According to the Wall Street Journal (non-paywalled version), hedge funds run by quantitative analysts ("quants"), some of whom are utilizing supercomputers, are now dominating stock trading:
In case you didn't know, The Quants Run Wall Street Now, or so says a headline in today's Wall Street Journal. Quant-run hedge funds now control the largest share (27 percent) of stock trading of any investor type, according to the article. That's up from 2010 when quant-based trading was tied with bank trades for the bottom share. Algorithm-based trading is, of course, the 'sine qua non' of hedge funds and has helped lift them to the top of the investing crowd. [...]
Guggenheim Partners LLC built what it calls a "supercomputing cluster" for $1 million at the Lawrence Berkeley National Laboratory in California to help crunch numbers for Guggenheim's quant investment funds, says Marcos Lopez de Prado, a Guggenheim senior managing director. Electricity for the computers costs another $1 million a year.
(Score: 2) by JoeMerchant on Wednesday May 24 2017, @07:27PM
>how many of these Quant funds have shown an ability to outperform the S&P 500 index, or perhaps the Nasdaq index, over 5 or 10 years?

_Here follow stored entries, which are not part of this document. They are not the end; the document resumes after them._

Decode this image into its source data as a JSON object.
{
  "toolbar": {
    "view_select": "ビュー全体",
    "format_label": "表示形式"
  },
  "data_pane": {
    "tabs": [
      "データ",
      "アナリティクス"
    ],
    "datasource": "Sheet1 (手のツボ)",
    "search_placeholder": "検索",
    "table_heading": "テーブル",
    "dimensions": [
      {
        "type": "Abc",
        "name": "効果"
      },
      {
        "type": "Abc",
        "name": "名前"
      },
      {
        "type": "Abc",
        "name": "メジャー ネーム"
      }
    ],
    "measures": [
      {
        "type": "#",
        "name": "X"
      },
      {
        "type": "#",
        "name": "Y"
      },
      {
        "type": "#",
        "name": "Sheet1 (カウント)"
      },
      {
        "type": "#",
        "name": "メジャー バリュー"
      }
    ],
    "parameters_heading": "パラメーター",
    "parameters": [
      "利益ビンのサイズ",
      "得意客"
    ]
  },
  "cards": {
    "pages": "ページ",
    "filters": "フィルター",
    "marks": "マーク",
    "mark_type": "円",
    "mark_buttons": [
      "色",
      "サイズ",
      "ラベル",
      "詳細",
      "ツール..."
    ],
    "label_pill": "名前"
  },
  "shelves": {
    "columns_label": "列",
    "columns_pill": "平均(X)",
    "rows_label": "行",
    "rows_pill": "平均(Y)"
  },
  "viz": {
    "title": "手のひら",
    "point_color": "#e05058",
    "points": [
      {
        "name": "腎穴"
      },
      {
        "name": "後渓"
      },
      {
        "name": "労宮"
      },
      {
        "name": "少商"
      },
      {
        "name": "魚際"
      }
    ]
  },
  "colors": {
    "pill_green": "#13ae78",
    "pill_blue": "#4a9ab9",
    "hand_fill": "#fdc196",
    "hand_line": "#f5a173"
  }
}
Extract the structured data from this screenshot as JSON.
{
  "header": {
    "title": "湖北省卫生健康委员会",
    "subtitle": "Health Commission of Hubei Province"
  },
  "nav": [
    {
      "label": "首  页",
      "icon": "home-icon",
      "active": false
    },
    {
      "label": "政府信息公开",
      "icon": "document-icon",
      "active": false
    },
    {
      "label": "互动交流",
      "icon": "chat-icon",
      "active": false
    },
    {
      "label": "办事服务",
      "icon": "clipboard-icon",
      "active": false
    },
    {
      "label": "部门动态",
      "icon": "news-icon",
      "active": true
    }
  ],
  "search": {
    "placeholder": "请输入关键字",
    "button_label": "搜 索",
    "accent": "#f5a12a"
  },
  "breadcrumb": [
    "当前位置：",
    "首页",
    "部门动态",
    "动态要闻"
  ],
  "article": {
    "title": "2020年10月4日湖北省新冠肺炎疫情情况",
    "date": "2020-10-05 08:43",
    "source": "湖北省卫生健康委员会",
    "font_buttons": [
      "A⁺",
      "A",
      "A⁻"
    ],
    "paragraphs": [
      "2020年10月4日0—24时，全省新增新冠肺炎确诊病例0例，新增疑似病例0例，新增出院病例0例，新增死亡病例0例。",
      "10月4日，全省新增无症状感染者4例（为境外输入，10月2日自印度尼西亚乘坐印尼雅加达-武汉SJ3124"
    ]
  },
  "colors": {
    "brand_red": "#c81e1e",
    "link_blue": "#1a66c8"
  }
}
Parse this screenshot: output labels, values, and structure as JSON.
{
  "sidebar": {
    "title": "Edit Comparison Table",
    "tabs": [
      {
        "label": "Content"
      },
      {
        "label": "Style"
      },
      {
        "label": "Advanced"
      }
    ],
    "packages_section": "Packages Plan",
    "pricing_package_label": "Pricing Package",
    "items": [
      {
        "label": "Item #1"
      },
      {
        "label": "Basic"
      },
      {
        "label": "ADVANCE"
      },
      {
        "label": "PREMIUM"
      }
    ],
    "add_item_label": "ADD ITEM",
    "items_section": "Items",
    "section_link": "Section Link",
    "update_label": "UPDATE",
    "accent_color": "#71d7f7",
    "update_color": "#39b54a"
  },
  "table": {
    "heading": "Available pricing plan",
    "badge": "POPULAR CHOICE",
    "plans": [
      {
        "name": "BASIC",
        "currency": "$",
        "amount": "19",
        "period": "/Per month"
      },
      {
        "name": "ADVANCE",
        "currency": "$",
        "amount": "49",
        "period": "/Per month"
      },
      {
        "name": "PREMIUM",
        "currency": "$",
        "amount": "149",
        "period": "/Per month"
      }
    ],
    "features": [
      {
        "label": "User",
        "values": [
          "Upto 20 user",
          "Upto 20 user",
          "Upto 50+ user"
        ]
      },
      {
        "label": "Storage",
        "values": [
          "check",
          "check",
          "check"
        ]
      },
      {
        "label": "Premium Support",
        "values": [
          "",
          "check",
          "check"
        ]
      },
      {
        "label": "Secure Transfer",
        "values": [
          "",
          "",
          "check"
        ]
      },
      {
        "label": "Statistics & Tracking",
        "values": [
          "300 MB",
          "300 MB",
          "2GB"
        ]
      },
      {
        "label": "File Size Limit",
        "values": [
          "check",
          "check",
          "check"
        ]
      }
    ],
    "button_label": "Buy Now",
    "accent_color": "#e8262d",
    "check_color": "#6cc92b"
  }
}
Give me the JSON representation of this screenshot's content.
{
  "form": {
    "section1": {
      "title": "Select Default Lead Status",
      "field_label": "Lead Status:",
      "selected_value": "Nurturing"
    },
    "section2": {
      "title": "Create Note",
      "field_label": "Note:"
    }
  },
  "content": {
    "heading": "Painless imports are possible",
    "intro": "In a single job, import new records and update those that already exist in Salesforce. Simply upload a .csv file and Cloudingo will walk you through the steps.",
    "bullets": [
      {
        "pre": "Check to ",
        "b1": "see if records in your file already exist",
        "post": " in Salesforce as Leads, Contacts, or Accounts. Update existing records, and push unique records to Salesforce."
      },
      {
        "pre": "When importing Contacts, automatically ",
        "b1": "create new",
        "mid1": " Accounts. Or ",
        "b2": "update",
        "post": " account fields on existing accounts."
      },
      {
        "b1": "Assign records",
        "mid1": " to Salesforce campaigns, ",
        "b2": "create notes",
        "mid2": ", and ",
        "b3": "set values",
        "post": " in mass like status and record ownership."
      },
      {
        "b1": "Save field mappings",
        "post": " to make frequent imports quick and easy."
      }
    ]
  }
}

Of the Quant funds that have been around over 5 or 10 years, nearly all of them. If they could do better by investing on an index strategy, they would. Instead, they invest tens to hundreds of millions in hardware, fiber communication links, and algorithms development and after 10-15 years of playing this game the field is only growing. It not only outperforms the obvious, established, easy strategies - it does so by a wide enough margin to cover the enormous costs they sink into access, processing, and development.